Imus, Kennedy, and supporters whose children suffer with autism do not react well to disputations of their views. Let me quote Messers. Kennedy and Kirby on these pages:

Even as the evidence connecting America's autism epidemic to vaccines mounts, dead-enders at the Centers for Disease Control (CDC) -- many of whom promoted the current vaccine schedule and others with strong ties to the vaccine industry -- are trying to delay the day of reckoning by creating questionable studies designed to discredit any potential vaccine-autism link and by derailing authentic studies.

Their argument contrasts, dare I say, with the Federal Claims Court's decision on February 12, which evaluated the scientific evidence against vaccines in a case brought by the parents of autism-sufferers. Special Master George Hastings declared for the Court: "The numerous medical studies concerning these issues, performed by medical scientists worldwide, have come down strongly against the petitioners' contentions." The Court was clear on the relative merits of the medical research brought to bear by each side: "It was abundantly clear that petitioners' theories of causation were speculative and unpersuasive." Meanwhile, according to an investigation by the Sunday Times of London, the British physician who first announced a link between the measles-mumps-rubella (MMR) vaccine and autism falsified data to make his case.
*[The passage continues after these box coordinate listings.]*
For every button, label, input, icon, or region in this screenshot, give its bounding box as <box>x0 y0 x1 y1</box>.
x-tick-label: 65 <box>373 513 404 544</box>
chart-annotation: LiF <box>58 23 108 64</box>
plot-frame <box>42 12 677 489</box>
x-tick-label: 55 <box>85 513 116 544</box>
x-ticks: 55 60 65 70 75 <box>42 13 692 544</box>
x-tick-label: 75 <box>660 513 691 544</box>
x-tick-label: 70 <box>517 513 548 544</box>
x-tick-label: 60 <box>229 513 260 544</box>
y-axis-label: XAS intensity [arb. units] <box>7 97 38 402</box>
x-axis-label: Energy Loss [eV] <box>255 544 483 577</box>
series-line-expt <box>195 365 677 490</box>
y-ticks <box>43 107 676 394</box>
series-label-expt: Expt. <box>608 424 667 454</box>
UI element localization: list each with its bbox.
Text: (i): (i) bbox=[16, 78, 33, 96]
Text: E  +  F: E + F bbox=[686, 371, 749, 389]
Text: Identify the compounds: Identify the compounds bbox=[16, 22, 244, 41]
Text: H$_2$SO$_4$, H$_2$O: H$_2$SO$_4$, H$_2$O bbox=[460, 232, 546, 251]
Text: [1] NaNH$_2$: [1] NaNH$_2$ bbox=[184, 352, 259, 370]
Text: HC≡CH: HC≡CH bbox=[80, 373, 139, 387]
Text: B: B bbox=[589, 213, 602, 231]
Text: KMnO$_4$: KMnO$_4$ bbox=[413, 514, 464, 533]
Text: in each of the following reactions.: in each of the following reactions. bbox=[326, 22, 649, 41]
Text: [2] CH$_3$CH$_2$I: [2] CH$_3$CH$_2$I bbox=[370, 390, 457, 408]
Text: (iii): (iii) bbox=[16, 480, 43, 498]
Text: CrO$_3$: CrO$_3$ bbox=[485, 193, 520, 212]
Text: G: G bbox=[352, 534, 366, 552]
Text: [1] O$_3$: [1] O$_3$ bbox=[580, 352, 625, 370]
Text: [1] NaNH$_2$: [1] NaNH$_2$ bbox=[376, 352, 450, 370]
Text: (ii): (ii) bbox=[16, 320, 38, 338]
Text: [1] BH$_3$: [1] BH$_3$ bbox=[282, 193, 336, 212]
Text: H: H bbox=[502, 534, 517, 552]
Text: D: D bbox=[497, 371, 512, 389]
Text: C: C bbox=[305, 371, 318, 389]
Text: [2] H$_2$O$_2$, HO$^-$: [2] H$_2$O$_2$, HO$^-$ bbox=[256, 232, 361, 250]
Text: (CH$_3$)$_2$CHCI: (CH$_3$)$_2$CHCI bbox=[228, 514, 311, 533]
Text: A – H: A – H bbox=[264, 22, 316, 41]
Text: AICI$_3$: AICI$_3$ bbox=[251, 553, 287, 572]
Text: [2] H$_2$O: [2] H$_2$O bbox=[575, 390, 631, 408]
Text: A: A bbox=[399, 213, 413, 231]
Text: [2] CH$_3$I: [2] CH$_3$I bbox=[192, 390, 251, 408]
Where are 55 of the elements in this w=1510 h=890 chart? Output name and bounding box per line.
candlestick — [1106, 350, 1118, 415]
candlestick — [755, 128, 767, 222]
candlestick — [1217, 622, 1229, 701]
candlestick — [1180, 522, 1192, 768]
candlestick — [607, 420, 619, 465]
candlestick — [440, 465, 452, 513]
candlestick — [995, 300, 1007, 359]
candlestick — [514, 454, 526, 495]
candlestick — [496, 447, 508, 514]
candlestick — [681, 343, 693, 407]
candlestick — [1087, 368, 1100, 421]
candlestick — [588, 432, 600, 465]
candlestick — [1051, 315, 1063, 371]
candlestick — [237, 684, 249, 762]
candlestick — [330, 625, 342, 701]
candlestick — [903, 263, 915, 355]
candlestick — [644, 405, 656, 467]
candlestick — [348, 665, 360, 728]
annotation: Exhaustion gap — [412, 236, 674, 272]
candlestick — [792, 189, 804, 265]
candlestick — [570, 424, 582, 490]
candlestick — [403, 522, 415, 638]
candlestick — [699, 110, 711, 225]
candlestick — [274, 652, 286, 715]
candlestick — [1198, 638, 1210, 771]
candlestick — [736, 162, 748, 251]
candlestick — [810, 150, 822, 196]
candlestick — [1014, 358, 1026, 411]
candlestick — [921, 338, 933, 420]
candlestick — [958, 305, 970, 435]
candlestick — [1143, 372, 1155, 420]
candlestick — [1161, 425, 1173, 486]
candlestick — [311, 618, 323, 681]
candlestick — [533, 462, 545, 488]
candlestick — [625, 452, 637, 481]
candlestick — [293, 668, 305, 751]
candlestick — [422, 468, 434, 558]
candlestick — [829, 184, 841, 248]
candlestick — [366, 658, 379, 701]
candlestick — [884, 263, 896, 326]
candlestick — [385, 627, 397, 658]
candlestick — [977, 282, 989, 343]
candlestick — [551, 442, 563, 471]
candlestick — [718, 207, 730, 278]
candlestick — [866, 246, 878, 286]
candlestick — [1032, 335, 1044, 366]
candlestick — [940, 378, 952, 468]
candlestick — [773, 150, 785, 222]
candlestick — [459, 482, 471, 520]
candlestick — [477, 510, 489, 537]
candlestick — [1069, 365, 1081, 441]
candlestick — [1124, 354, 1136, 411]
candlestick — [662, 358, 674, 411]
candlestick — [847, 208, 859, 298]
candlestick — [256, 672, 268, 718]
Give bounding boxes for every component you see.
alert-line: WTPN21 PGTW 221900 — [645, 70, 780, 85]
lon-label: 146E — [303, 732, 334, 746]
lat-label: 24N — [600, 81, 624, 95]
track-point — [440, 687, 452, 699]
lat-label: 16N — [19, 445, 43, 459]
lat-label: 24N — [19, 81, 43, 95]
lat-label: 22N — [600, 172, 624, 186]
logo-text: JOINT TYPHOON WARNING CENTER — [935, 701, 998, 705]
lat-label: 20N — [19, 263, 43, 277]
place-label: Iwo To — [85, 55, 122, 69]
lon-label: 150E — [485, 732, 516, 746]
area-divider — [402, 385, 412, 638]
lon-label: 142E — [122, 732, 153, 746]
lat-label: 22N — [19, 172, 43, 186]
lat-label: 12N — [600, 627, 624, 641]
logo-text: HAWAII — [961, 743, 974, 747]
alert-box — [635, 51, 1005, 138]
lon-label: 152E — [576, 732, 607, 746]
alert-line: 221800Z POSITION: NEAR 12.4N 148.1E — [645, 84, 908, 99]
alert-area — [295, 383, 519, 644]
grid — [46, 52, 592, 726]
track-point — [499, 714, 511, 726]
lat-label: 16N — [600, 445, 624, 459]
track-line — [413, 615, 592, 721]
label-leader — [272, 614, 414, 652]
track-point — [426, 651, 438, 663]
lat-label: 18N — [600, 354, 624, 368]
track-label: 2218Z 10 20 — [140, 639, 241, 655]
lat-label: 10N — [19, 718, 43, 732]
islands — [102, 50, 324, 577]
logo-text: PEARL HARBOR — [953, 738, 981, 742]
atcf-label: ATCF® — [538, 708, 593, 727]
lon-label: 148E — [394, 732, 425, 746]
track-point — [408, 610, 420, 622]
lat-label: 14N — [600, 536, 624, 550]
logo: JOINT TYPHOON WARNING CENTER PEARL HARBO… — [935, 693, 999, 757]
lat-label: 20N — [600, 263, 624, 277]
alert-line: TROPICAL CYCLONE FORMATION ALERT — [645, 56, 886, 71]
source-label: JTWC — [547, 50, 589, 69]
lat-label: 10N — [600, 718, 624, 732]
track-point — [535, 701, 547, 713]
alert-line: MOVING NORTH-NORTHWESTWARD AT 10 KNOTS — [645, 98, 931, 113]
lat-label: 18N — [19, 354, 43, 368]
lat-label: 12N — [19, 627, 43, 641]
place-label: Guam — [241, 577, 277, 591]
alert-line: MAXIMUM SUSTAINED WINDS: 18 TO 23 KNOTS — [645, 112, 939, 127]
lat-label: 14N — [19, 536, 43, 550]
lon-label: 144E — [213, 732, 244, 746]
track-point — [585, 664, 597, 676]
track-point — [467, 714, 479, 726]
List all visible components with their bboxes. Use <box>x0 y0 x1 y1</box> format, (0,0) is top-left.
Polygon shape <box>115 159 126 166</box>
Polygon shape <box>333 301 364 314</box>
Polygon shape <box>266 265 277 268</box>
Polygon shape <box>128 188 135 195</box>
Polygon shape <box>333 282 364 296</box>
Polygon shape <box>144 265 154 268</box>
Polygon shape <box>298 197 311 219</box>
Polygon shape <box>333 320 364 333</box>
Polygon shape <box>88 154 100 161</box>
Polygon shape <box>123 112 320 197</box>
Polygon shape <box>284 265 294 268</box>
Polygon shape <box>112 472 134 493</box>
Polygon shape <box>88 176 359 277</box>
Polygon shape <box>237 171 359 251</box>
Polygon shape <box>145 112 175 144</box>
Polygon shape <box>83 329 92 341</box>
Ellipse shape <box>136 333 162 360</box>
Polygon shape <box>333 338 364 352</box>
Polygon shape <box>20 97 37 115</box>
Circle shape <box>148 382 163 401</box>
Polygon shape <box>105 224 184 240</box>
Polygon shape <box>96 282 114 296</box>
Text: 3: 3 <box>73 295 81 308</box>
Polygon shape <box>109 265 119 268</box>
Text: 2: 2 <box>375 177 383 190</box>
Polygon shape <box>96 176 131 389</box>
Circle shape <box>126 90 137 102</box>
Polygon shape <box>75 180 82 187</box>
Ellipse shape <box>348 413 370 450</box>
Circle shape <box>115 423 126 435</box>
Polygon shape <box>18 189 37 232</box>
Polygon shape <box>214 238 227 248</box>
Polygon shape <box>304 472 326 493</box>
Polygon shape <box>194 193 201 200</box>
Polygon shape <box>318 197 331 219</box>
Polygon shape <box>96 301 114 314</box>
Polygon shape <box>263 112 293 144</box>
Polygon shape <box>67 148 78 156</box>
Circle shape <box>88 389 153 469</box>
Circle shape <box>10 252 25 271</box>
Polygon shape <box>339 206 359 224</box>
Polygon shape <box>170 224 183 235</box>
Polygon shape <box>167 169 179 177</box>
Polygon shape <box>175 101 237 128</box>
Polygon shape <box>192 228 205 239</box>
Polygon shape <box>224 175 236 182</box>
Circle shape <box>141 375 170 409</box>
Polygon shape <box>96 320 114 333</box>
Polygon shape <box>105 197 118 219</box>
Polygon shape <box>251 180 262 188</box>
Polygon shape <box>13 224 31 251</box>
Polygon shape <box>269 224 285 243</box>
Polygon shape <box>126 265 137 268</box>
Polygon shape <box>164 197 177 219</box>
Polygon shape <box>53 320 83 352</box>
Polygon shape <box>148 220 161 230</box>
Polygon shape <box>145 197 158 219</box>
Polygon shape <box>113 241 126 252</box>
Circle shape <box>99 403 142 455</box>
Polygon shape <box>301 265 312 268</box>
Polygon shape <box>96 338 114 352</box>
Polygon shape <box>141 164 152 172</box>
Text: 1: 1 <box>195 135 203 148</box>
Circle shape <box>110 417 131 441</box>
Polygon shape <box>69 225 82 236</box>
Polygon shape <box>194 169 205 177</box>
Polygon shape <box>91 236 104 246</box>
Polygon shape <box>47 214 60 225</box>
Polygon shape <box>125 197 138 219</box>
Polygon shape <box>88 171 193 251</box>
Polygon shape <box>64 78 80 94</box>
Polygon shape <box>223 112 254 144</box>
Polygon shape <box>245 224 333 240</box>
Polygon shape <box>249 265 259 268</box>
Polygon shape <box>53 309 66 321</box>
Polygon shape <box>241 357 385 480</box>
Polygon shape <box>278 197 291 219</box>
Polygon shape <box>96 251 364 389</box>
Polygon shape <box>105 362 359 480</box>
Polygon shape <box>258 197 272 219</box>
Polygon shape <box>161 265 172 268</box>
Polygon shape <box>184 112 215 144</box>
I know, DHHS -- the U.S. government body which contested the parents' claims -- is saddled with Bush leftovers and has been propagandized by researchers funded by big pharma, in league with the CDC and IOM. But, we have to bet on one point of view. And the anti-vaccination position is one fraught with consequences, as critical mass is reached on the reappearance of long-suppressed childhood illnesses like measles. "Hopefully, the determination by the special masters will help reassure parents that vaccines do not cause autism," DHHS declared following the decision. Deirdre and Bob -- are you so sure you're right that you're willing to cause outbreaks of measles, meningitis, and other childhood maladies, potentially fatal and crippling as these are?